Relationship between nucleosome positioning and DNA methylation.

Nucleosomes compact and regulate access to DNA in the nucleus, and are composed of approximately 147 bases of DNA wrapped around a histone octamer. Here we report a genome-wide nucleosome positioning analysis of Arabidopsis thaliana using massively parallel sequencing of mononucleosomes. By combining this data with profiles of DNA methylation at single base resolution, we identified 10-base periodicities in the DNA methylation status of nucleosome-bound DNA and found that nucleosomal DNA was more highly methylated than flanking DNA. These results indicate that nucleosome positioning influences DNA methylation patterning throughout the genome and that DNA methyltransferases preferentially target nucleosome-bound DNA. We also observed similar trends in human nucleosomal DNA, indicating that the relationships between nucleosomes and DNA methyltransferases are conserved. Finally, as has been observed in animals, nucleosomes were highly enriched on exons, and preferentially positioned at intron-exon and exon-intron boundaries. RNA polymerase II (Pol II) was also enriched on exons relative to introns, consistent with the hypothesis that nucleosome positioning regulates Pol II processivity. DNA methylation is also enriched on exons, consistent with the targeting of DNA methylation to nucleosomes, and suggesting a role for DNA methylation in exon definition.

Transcriptome and methylome interactions in rice hybrids.
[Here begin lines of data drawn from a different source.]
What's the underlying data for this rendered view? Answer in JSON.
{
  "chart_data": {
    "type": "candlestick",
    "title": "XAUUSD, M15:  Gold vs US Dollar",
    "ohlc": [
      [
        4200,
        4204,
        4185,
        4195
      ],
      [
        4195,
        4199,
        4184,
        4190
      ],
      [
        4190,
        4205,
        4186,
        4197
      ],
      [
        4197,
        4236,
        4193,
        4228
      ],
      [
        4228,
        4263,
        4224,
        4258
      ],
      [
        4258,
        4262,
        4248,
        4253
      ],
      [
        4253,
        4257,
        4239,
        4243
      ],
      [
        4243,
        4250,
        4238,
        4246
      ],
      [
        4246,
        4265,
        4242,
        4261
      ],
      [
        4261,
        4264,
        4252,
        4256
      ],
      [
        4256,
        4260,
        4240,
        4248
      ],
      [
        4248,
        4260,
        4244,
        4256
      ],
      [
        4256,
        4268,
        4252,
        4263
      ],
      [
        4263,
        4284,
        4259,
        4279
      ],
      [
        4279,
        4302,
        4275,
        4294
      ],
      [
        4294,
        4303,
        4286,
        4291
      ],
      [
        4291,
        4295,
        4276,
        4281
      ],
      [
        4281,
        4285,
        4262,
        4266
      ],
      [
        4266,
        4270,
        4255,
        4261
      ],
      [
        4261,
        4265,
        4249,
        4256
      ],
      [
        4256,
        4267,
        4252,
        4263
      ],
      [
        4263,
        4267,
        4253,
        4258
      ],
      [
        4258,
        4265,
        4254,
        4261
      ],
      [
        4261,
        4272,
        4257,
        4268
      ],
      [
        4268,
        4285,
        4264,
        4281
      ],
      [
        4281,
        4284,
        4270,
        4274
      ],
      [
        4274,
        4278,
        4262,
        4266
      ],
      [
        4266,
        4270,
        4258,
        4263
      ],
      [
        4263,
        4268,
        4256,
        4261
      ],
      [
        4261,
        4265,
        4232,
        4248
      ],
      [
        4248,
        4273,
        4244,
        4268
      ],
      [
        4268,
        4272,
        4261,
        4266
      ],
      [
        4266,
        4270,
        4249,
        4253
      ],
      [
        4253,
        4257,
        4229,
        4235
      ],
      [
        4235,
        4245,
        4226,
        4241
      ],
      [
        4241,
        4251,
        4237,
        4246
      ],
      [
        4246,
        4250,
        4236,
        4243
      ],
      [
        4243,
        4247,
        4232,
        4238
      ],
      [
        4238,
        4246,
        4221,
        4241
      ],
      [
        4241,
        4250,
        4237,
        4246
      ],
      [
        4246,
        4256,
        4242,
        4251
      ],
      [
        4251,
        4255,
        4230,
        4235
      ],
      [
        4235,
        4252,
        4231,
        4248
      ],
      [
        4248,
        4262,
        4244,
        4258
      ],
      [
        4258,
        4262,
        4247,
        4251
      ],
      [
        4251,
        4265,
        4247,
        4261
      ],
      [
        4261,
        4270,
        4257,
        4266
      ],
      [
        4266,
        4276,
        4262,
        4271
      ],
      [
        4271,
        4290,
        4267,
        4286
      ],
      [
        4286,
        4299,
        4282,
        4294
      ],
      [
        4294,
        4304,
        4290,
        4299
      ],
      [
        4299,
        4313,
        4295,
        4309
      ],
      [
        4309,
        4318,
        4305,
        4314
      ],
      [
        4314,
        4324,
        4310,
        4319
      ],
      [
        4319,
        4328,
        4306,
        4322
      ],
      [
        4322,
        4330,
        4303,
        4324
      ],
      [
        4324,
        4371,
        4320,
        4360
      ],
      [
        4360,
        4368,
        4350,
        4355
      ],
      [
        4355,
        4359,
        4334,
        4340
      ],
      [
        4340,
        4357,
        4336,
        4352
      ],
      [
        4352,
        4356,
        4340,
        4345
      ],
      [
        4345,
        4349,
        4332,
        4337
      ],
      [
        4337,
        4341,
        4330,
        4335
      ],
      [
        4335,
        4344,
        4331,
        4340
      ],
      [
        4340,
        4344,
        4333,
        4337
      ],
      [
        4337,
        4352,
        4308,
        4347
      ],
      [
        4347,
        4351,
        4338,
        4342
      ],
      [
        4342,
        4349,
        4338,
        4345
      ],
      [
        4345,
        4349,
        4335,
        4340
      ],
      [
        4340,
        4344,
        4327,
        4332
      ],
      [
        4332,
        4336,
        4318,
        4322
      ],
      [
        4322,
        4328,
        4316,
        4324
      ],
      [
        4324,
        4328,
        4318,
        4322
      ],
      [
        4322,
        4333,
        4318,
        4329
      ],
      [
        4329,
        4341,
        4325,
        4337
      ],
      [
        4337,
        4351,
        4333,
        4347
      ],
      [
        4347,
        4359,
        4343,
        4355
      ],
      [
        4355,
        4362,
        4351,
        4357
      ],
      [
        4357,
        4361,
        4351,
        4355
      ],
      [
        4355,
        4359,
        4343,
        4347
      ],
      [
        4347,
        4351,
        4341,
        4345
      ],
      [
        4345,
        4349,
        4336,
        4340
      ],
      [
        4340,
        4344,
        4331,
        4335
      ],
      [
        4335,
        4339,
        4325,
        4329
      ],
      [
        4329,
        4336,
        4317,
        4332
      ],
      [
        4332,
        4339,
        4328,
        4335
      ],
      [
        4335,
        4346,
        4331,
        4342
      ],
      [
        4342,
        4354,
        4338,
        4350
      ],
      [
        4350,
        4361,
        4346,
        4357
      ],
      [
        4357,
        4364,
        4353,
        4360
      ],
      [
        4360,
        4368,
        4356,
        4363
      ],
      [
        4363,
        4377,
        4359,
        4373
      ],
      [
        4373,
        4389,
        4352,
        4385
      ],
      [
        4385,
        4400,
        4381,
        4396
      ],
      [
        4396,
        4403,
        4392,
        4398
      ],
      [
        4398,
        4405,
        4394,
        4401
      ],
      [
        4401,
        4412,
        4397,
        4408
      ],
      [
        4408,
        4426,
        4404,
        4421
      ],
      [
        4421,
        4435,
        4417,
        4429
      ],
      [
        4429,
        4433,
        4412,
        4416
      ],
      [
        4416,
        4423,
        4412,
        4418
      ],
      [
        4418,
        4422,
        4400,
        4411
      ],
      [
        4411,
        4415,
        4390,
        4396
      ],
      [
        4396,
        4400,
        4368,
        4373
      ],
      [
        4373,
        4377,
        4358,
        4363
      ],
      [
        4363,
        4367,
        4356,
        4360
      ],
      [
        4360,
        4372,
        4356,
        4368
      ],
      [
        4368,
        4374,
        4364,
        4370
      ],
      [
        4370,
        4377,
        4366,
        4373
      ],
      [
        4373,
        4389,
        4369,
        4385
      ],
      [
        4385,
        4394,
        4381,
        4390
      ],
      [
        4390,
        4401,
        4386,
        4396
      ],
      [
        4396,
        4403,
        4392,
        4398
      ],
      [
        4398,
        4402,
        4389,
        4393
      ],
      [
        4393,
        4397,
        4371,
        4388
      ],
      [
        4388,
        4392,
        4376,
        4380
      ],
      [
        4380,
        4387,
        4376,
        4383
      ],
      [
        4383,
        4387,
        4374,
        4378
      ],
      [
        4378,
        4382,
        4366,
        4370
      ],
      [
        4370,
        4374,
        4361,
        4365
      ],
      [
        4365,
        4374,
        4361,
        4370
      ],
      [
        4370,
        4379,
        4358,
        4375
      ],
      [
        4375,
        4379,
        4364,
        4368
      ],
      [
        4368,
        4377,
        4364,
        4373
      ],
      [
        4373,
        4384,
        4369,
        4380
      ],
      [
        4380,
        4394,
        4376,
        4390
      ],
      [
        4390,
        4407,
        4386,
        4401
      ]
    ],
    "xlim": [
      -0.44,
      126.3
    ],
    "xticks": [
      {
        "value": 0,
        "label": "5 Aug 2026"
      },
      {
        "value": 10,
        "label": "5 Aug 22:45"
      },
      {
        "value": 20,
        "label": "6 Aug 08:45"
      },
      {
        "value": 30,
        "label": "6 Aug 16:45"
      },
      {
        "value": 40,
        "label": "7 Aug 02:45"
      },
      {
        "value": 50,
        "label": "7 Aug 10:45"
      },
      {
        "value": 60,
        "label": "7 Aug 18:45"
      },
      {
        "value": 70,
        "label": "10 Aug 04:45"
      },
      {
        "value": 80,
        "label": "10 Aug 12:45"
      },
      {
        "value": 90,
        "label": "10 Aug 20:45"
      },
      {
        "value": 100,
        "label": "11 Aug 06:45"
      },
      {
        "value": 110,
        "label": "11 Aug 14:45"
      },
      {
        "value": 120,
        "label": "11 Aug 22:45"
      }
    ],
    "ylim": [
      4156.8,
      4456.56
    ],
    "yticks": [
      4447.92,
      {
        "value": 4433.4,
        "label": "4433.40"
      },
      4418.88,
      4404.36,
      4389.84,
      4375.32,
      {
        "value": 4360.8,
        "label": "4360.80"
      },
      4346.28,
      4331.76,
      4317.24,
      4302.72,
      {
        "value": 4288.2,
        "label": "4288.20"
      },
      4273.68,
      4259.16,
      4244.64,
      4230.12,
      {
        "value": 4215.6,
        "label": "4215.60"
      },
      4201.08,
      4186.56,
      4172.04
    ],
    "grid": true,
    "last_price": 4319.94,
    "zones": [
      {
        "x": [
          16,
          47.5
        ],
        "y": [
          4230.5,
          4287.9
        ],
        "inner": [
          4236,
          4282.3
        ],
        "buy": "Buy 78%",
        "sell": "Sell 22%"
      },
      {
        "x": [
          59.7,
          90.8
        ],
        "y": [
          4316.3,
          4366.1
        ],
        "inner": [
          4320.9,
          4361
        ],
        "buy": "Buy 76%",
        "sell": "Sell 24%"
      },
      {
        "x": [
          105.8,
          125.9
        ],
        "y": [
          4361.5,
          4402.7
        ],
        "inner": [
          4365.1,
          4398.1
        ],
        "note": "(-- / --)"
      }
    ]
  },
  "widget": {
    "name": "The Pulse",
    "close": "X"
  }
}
DNA methylation is a heritable epigenetic mark that controls gene expression, is responsive to environmental stresses, and, in plants, may also play a role in heterosis. To determine the degree to which DNA methylation is inherited in rice, and how it both influences and is affected by transcription, we performed genome-wide measurements of these patterns through an integrative analysis of bisulfite-sequencing, RNA-sequencing, and siRNA-sequencing data in two inbred parents of the Nipponbare (NPB) and indica (93-11) varieties of rice and their hybrid offspring. We show that SNPs occur at a rate of about 1/253 bp between the two parents and that these are faithfully transmitted into the hybrids. We use the presence of these SNPs to reconstruct the two chromosomes in the hybrids according to their parental origin. We found that, unlike genetic inheritance, epigenetic heritability is quite variable. Cytosines were found to be differentially methylated (epimutated) at a rate of 7.48% (1/15 cytosines) between the NPB and 93-11 parental strains. We also observed that 0.79% of cytosines were epimutated between the parent and corresponding hybrid chromosome. We found that these epimutations are often clustered on the chromosomes, with clusters representing 20% of all epimutations between parental ecotypes, and 2-5% in F1 plants. Epimutation clusters are also strongly associated with regions where the production of siRNA differs between parents. Finally, we identified genes with both allele-specific expression patterns that were strongly inherited as well as those differentially expressed between hybrids and the corresponding parental chromosome. We conclude that much of the misinheritance of expression levels is likely caused by epimutations and trans effects.